Then he asked me, "So, why do you do it if it's so hard?" And my answer surprised him, though it will probably surprise no one who does this gig: "Because I love it."
"You mean, you love that you'll have a book?"
"No, I love the writing, the researching, the stuff I'm reading, the thoughts I'm thinking. I love the whole process. And I love what I'm learning, which is only happening because I have to figure out harder stuff than I knew I could."
And I do. I LOVE this work.
It's not just the subject matter and the life of the mind and all that stuff, I realized. It's also that it's hard. Some know that I have a sciencey background, and I used to teach human anatomy. I really, really love dissecting bodies. It's fascinating, and it's revelatory, and when I used to teach folks about that glorious machine, I loved turning them on to the elegance of it all. But it wasn't HARD, by which I mean, I didn't struggle through it--not the understanding of the body as a set of concepts or as a model of applied physics, not the names of things or their interconnectedness, not the piecework of dissection, not any of it. Which is why I ultimately decided that I couldn't do it for a living, couldn't teach that way for the rest of my life.
Those bouts I have with self-doubt, those days when I spend 8 hours and can't finish a paragraph, those gut-punch, nauseated moments when I realize that I have to scrap a month's work on a chapter and start over (that's a month's work on its CURRENT DRAFT, to say nothing of the months and months on the prior draft that had to be discarded)...they're why I love this shit. Because they mean that I'm not stopping at the answer that first occurs to me, the easiest and most familiar solution to a problem, the most well-trod, the most evident to dissection. They mean that I'm working through to ideas complex enough that they REQUIRE thinking, and rethinking, and rejecting, and rethinking again. There's something sublime about that possibility, and something profoundly humane.

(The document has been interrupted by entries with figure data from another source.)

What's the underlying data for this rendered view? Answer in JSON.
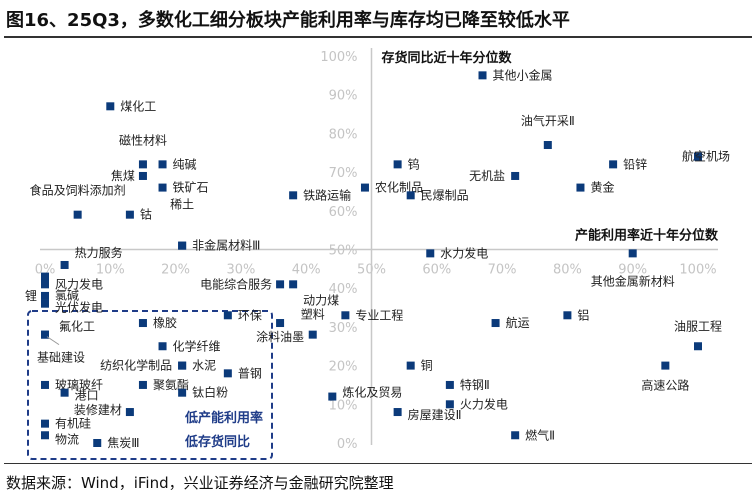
{
  "title": "图16、25Q3，多数化工细分板块产能利用率与库存均已降至较低水平",
  "source": "数据来源：Wind，iFind，兴业证券经济与金融研究院整理",
  "chart_data": {
    "type": "scatter",
    "xlabel": "产能利用率近十年分位数",
    "ylabel": "存货同比近十年分位数",
    "xlim": [
      0,
      100
    ],
    "ylim": [
      0,
      100
    ],
    "x_ticks": [
      "0%",
      "10%",
      "20%",
      "30%",
      "40%",
      "50%",
      "60%",
      "70%",
      "80%",
      "90%",
      "100%"
    ],
    "y_ticks": [
      "0%",
      "10%",
      "20%",
      "30%",
      "40%",
      "50%",
      "60%",
      "70%",
      "80%",
      "90%",
      "100%"
    ],
    "axes_cross": [
      50,
      50
    ],
    "grid": false,
    "marker_color": "#0b3a7a",
    "highlight_region": {
      "x": [
        0,
        35
      ],
      "y": [
        0,
        34
      ],
      "labels": [
        "低产能利用率",
        "低存货同比"
      ],
      "color": "#1f3c88"
    },
    "points": [
      {
        "name": "煤化工",
        "x": 10,
        "y": 87
      },
      {
        "name": "磁性材料",
        "x": 15,
        "y": 72
      },
      {
        "name": "纯碱",
        "x": 18,
        "y": 72
      },
      {
        "name": "焦煤",
        "x": 15,
        "y": 69
      },
      {
        "name": "铁矿石",
        "x": 18,
        "y": 66
      },
      {
        "name": "食品及饲料添加剂",
        "x": 5,
        "y": 59
      },
      {
        "name": "钴",
        "x": 13,
        "y": 59
      },
      {
        "name": "稀土",
        "x": 21,
        "y": 51
      },
      {
        "name": "非金属材料Ⅲ",
        "x": 21,
        "y": 51
      },
      {
        "name": "铁路运输",
        "x": 38,
        "y": 64
      },
      {
        "name": "农化制品",
        "x": 49,
        "y": 66
      },
      {
        "name": "钨",
        "x": 54,
        "y": 72
      },
      {
        "name": "民爆制品",
        "x": 56,
        "y": 64
      },
      {
        "name": "其他小金属",
        "x": 67,
        "y": 95
      },
      {
        "name": "油气开采Ⅱ",
        "x": 77,
        "y": 77
      },
      {
        "name": "无机盐",
        "x": 72,
        "y": 69
      },
      {
        "name": "铅锌",
        "x": 87,
        "y": 72
      },
      {
        "name": "黄金",
        "x": 82,
        "y": 66
      },
      {
        "name": "航空机场",
        "x": 100,
        "y": 74
      },
      {
        "name": "水力发电",
        "x": 59,
        "y": 49
      },
      {
        "name": "其他金属新材料",
        "x": 90,
        "y": 49
      },
      {
        "name": "热力服务",
        "x": 3,
        "y": 46
      },
      {
        "name": "风力发电",
        "x": 0,
        "y": 43
      },
      {
        "name": "氯碱",
        "x": 0,
        "y": 41
      },
      {
        "name": "锂",
        "x": 0,
        "y": 38
      },
      {
        "name": "光伏发电",
        "x": 0,
        "y": 36
      },
      {
        "name": "电能综合服务",
        "x": 36,
        "y": 41
      },
      {
        "name": "动力煤",
        "x": 38,
        "y": 41
      },
      {
        "name": "环保",
        "x": 28,
        "y": 33
      },
      {
        "name": "专业工程",
        "x": 46,
        "y": 33
      },
      {
        "name": "涂料油墨",
        "x": 36,
        "y": 31
      },
      {
        "name": "塑料",
        "x": 41,
        "y": 28
      },
      {
        "name": "氟化工",
        "x": 0,
        "y": 28
      },
      {
        "name": "基础建设",
        "x": 0,
        "y": 28
      },
      {
        "name": "橡胶",
        "x": 15,
        "y": 31
      },
      {
        "name": "化学纤维",
        "x": 18,
        "y": 25
      },
      {
        "name": "纺织化学制品",
        "x": 21,
        "y": 20
      },
      {
        "name": "水泥",
        "x": 21,
        "y": 20
      },
      {
        "name": "普钢",
        "x": 28,
        "y": 18
      },
      {
        "name": "玻璃玻纤",
        "x": 0,
        "y": 15
      },
      {
        "name": "聚氨酯",
        "x": 15,
        "y": 15
      },
      {
        "name": "港口",
        "x": 3,
        "y": 13
      },
      {
        "name": "钛白粉",
        "x": 21,
        "y": 13
      },
      {
        "name": "装修建材",
        "x": 13,
        "y": 8
      },
      {
        "name": "有机硅",
        "x": 0,
        "y": 5
      },
      {
        "name": "物流",
        "x": 0,
        "y": 2
      },
      {
        "name": "焦炭Ⅲ",
        "x": 8,
        "y": 0
      },
      {
        "name": "航运",
        "x": 69,
        "y": 31
      },
      {
        "name": "铝",
        "x": 80,
        "y": 33
      },
      {
        "name": "油服工程",
        "x": 100,
        "y": 25
      },
      {
        "name": "高速公路",
        "x": 95,
        "y": 20
      },
      {
        "name": "铜",
        "x": 56,
        "y": 20
      },
      {
        "name": "特钢Ⅱ",
        "x": 62,
        "y": 15
      },
      {
        "name": "炼化及贸易",
        "x": 44,
        "y": 12
      },
      {
        "name": "火力发电",
        "x": 62,
        "y": 10
      },
      {
        "name": "房屋建设Ⅱ",
        "x": 54,
        "y": 8
      },
      {
        "name": "燃气Ⅱ",
        "x": 72,
        "y": 2
      }
    ]
  }
}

Moria has written a couple of times about difficulty and how important it is to accept it, embrace it, and as usual, she arrives precociously at something I should have articulated for myself--out loud, that is, rather than intuitively--long ago:
"Difficulty is where work comes from; where thought is at its most active, where newness forms itself....I’d like to stake a claim for the difficult. Our culture —academe; beyond— so often rejects being-in-difficulty as bad, just as it rejects sadness or fear or anger as bad. What I want to hear more of: good, be defeated, be in difficulty, good, let this rough you up a bit and then fight back. Good."